Some quick(ish) thoughts on Apple’s recent event, over and above anything already published in the press.

Apple’s notably been simultaneously praised and lambasted for a sketch on its green credentials. I found the sketch itself cringeworthy, but others loved it. More broadly, though, I’m glad Apple is taking action on green issues, and I hope that acts as a catalyst for more of the industry to do the same. However, claims from companies being parroted helps no-one. Yet I can’t see anyone paying for the research and journalism required to deep dive into Apple’s facts and figures. And, let’s face it, there is going to be at least some sleight of hand in there. Just the mention of carbon credits alone is enough to give people in the green industry pause. A net positive, then, but not yet a slam dunk.

Looking at the hardware, the Apple Watch line got a minor iterative upgrade, albeit with a new SIP that made developers happy (more power) and annoyed (dropping support for older models makes vocal uses angry). The new double tap gesture is interesting and appears to build on an earlier accessibility feature. That’s smart thinking from Apple, but I do sometimes think more of its accessibility settings should be surfaced in the other settings sections across its hardware – and that publications should do more to alert people to them.
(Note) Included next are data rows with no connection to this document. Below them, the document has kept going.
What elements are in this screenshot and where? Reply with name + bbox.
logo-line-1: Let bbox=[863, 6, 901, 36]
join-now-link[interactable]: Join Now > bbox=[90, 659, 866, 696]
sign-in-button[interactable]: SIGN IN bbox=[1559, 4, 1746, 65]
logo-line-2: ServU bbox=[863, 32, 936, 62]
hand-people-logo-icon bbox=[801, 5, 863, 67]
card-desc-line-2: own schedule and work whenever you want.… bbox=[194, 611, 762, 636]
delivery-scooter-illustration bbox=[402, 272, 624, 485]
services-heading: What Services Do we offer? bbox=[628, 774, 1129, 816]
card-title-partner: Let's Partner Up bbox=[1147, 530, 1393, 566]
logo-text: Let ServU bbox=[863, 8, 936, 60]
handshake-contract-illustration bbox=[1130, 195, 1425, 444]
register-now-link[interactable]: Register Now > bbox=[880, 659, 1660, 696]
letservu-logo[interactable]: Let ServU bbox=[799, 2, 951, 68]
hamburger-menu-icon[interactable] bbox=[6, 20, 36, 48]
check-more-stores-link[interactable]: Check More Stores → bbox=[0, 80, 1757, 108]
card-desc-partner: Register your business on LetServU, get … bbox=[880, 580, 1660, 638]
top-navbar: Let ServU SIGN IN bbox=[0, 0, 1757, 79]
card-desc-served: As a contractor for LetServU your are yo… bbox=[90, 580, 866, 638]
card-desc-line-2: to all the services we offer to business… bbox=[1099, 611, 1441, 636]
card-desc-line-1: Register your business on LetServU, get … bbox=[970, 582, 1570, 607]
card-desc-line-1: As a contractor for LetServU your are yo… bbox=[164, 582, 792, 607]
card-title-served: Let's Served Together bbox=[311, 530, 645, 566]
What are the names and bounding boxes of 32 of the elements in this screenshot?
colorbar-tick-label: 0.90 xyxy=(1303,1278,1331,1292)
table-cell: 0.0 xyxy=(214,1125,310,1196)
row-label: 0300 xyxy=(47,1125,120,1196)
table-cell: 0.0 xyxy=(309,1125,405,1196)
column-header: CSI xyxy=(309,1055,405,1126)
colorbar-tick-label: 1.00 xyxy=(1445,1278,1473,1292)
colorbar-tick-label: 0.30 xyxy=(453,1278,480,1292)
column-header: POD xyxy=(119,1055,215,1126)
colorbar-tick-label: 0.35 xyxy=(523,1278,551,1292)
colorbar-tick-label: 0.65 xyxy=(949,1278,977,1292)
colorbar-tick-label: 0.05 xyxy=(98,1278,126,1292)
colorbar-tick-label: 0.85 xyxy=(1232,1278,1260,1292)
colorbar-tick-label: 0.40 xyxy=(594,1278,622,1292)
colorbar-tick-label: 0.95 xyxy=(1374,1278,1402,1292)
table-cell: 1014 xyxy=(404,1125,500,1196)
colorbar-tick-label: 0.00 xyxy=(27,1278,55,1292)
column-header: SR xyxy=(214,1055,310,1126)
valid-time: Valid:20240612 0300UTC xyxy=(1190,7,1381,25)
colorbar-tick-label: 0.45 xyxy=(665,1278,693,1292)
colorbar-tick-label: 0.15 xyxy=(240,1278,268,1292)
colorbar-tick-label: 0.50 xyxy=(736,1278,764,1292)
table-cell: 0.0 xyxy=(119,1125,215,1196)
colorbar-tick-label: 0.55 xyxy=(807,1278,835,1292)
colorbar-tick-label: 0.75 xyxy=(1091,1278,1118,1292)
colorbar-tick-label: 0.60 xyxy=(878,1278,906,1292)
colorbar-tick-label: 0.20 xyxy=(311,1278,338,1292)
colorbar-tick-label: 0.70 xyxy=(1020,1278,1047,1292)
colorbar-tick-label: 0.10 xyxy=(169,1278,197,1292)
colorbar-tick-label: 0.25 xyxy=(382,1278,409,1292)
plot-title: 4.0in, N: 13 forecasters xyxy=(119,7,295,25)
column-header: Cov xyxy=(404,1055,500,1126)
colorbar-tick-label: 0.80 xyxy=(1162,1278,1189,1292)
The iPhones were suitably souped up. You can see with the iPhone 15 where Apple believes users will and won’t care about things, in trade-offs regarding profitability and features. It having a 60Hz display when a slew of cheaper Android blowers are way beyond that is strange to me. But perhaps not enough people outside the geek sphere give two hoots. And, to be fair, while once I went ‘Retina’ I couldn’t go back, the switch between 60 and 120Hz displays isn’t nearly as pronounced.

Dynamic Island now being a default feature of the latest iPhones is a good thing. I imagine eventually Apple will figure out how to hide its front camera tech beneath the display, but until then I still think this is a smart compromise, making a feature out of what would otherwise be a negative. However, it’s underused. There has been developer interest, but not as much as Apple would have hoped for – and that must come down to it until now being exclusively part of the iPhone Pro models. The risk was another Touch Bar. This latest change should counter and end such concerns.

Beyond that, the new iPhone colours all seem dull and muted, presumably because that’s what people will buy. The new camera system in the iPhone 15 is welcome. The Pro using titanium suggests it’ll no longer be a finger magnet. Those phones being lighter is extremely welcome, as is the custom side button. The Pro’s positioning as a gaming powerhouse now needs to be matched by Apple itself having a cultural shift at the most senior level to support such efforts. And, for once, seeing pricing drop for iPhones in the UK was rather fun. (Apple’s gymnastics in the US – that the iPhone Pro Max isn’t more expensive because it’s the same price as that memory tier was last year – aren’t needed in the UK, where the base price is unchanged. Which means here the low-end Pro Max nets you an 128GB of additional storage for no extra outlay.)

Still no Home indicator off switch, mind. Gnash.